The two pieces of logic can use the same activation values as their input. For example, suppose they both (independently) cause failure if a certain activation value is above some threshold. (In which case each piece of logic “ruins” a different critical activation value).
I confess I’m confused as to how the network gradient hacks to create these redundant mechanisms in the first place? Since one of them seems completely useless unless designed deliberately.
Are you saying that such a mechanism occurs by coincidence, or that it’s actively constructed?
It seems like for all the intermediate steps, all consumers of the almost-identical subnetworks would naturally just pick one and use that one, since it was slightly closer to what the consumer needed.
The two pieces of logic can use the same activation values as their input.
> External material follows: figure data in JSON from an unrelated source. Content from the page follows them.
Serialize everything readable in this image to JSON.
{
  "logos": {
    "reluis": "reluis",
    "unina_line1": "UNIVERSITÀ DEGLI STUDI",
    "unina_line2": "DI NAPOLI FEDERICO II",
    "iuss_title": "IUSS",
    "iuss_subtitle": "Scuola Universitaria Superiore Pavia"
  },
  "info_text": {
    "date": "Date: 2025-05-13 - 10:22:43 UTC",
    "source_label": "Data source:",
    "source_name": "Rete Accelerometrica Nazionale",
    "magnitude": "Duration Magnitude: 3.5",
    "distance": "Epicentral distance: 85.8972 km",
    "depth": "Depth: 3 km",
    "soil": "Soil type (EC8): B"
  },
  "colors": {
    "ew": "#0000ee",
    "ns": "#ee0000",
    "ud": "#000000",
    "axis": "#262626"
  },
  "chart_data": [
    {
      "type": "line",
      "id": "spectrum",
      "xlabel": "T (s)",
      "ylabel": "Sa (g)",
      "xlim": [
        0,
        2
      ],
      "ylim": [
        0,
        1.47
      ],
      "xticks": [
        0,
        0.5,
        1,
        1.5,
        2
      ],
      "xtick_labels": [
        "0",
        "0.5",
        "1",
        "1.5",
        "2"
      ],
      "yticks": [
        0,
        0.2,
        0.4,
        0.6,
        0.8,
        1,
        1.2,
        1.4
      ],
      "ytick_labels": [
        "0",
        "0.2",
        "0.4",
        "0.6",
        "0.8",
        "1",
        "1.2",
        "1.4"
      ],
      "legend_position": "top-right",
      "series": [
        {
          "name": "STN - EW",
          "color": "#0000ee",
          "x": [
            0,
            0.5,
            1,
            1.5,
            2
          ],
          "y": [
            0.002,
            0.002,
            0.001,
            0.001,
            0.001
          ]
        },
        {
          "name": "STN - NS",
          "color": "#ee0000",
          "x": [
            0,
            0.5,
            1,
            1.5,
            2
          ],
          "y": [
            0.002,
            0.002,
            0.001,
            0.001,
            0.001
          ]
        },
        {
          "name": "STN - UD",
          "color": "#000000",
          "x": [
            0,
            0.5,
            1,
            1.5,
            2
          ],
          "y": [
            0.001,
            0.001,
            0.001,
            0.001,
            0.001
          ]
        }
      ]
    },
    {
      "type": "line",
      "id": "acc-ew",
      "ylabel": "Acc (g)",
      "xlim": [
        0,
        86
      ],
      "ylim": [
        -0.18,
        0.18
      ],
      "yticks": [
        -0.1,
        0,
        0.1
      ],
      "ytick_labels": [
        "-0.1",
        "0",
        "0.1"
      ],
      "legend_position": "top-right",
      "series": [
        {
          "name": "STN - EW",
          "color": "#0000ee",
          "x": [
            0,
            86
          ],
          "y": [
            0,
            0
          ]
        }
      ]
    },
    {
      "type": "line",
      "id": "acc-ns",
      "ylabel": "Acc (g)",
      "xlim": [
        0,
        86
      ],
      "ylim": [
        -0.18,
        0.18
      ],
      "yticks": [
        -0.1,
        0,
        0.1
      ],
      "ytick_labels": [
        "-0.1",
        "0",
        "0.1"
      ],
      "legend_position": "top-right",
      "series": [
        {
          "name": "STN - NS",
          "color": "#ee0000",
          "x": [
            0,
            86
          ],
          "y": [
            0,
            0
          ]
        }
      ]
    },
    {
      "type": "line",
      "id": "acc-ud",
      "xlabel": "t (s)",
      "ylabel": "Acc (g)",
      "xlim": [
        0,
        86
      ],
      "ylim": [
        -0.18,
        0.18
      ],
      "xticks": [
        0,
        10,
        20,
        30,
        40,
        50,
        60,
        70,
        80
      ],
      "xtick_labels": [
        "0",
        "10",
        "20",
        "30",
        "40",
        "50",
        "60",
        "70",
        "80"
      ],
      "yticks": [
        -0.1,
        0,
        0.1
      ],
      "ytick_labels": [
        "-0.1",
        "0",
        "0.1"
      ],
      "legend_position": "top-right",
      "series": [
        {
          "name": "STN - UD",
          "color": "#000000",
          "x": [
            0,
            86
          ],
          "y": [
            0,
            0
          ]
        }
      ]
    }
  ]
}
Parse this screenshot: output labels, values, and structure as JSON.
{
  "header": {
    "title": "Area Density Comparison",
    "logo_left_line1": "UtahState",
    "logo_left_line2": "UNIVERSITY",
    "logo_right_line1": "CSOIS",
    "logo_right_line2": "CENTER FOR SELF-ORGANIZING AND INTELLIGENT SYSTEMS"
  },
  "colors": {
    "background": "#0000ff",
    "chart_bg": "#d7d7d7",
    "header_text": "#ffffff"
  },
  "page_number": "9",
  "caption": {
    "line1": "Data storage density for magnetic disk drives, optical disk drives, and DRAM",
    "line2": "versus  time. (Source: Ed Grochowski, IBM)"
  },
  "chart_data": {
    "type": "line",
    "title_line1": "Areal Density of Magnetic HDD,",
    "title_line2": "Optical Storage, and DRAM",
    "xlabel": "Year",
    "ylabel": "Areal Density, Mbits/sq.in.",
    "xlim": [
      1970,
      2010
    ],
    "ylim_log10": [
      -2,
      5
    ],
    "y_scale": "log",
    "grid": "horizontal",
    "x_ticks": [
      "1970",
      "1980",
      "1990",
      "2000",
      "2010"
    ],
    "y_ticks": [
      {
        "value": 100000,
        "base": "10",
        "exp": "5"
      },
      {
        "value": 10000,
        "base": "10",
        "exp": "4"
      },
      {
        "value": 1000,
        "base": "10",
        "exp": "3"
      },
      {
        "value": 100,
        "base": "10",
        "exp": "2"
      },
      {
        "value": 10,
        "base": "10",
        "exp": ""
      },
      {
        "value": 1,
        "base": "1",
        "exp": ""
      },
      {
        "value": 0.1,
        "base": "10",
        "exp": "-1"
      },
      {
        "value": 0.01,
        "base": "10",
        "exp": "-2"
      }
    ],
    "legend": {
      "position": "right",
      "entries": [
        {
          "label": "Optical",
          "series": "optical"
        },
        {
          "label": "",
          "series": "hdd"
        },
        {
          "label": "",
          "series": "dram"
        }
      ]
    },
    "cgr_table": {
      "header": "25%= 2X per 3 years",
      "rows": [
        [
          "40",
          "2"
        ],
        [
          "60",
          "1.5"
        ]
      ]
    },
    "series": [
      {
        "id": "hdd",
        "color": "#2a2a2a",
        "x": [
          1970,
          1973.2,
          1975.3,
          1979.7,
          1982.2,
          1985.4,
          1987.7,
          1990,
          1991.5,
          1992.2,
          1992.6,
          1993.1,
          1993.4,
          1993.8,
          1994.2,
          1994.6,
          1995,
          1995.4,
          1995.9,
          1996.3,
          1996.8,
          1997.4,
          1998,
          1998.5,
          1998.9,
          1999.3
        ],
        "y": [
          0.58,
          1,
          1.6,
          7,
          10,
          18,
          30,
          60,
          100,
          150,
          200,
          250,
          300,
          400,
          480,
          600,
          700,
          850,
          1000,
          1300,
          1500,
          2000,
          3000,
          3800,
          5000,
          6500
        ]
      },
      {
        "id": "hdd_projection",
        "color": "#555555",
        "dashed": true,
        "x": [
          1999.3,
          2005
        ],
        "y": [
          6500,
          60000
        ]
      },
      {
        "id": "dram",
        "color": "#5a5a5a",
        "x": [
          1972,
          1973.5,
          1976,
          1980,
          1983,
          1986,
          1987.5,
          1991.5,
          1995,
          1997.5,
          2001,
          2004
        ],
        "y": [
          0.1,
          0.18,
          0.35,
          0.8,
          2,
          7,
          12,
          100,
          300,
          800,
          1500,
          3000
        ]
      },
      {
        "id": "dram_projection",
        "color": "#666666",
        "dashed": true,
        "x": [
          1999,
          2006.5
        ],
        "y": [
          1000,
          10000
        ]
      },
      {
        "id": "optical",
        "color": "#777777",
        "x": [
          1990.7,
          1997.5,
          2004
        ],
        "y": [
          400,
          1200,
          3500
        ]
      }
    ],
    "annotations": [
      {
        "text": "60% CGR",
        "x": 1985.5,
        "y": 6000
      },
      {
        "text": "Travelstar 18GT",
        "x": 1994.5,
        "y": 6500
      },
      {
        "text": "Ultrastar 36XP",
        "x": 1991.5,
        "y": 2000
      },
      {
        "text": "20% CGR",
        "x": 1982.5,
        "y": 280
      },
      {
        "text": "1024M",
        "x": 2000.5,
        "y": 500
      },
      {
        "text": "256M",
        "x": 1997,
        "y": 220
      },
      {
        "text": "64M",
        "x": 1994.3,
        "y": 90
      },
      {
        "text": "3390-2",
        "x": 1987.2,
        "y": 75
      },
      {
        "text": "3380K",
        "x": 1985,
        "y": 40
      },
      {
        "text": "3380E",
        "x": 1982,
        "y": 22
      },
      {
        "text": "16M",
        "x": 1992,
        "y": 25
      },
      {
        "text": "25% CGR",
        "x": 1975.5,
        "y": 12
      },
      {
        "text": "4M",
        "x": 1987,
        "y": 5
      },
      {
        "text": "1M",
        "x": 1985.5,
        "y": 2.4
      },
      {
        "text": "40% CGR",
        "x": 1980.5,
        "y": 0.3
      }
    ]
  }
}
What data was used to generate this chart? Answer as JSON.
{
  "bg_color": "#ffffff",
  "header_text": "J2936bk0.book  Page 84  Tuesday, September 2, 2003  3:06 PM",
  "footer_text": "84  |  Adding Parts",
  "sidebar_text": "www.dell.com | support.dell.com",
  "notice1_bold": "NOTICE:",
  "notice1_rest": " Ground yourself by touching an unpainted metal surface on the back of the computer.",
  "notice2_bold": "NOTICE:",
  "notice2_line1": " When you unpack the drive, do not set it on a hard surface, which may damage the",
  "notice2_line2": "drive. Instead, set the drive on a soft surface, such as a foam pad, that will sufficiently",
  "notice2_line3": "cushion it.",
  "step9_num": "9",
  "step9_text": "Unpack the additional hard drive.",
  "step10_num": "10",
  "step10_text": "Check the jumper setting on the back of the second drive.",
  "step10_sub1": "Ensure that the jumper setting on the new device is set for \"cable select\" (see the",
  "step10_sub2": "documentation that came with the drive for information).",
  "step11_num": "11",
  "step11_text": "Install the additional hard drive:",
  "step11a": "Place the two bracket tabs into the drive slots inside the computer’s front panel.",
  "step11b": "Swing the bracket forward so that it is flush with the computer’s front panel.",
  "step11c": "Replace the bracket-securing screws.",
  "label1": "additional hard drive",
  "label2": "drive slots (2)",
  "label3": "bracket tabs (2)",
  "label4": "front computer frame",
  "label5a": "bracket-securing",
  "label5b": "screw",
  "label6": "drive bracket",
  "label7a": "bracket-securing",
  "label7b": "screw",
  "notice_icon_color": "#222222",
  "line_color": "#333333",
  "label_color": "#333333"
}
For example, suppose they both (independently) cause failure if a certain activation value is above some threshold. (In which case each piece of logic “ruins” a different critical activation value).
In that case, gradient descent will reduce the weights that are used to calculate that specific activation value.
I confess I’m confused as to how the network gradient hacks to create these redundant mechanisms in the first place? Since one of them seems completely useless unless designed deliberately.
Suppose that each subnetwork does general reasoning and thus up until some point during training the subnetworks are useful for minimizing loss.
Are you saying that such a mechanism occurs by coincidence, or that it’s actively constructed? It seems like for all the intermediate steps, all consumers of the almost-identical subnetworks would naturally just pick one and use that one, since it was slightly closer to what the consumer needed.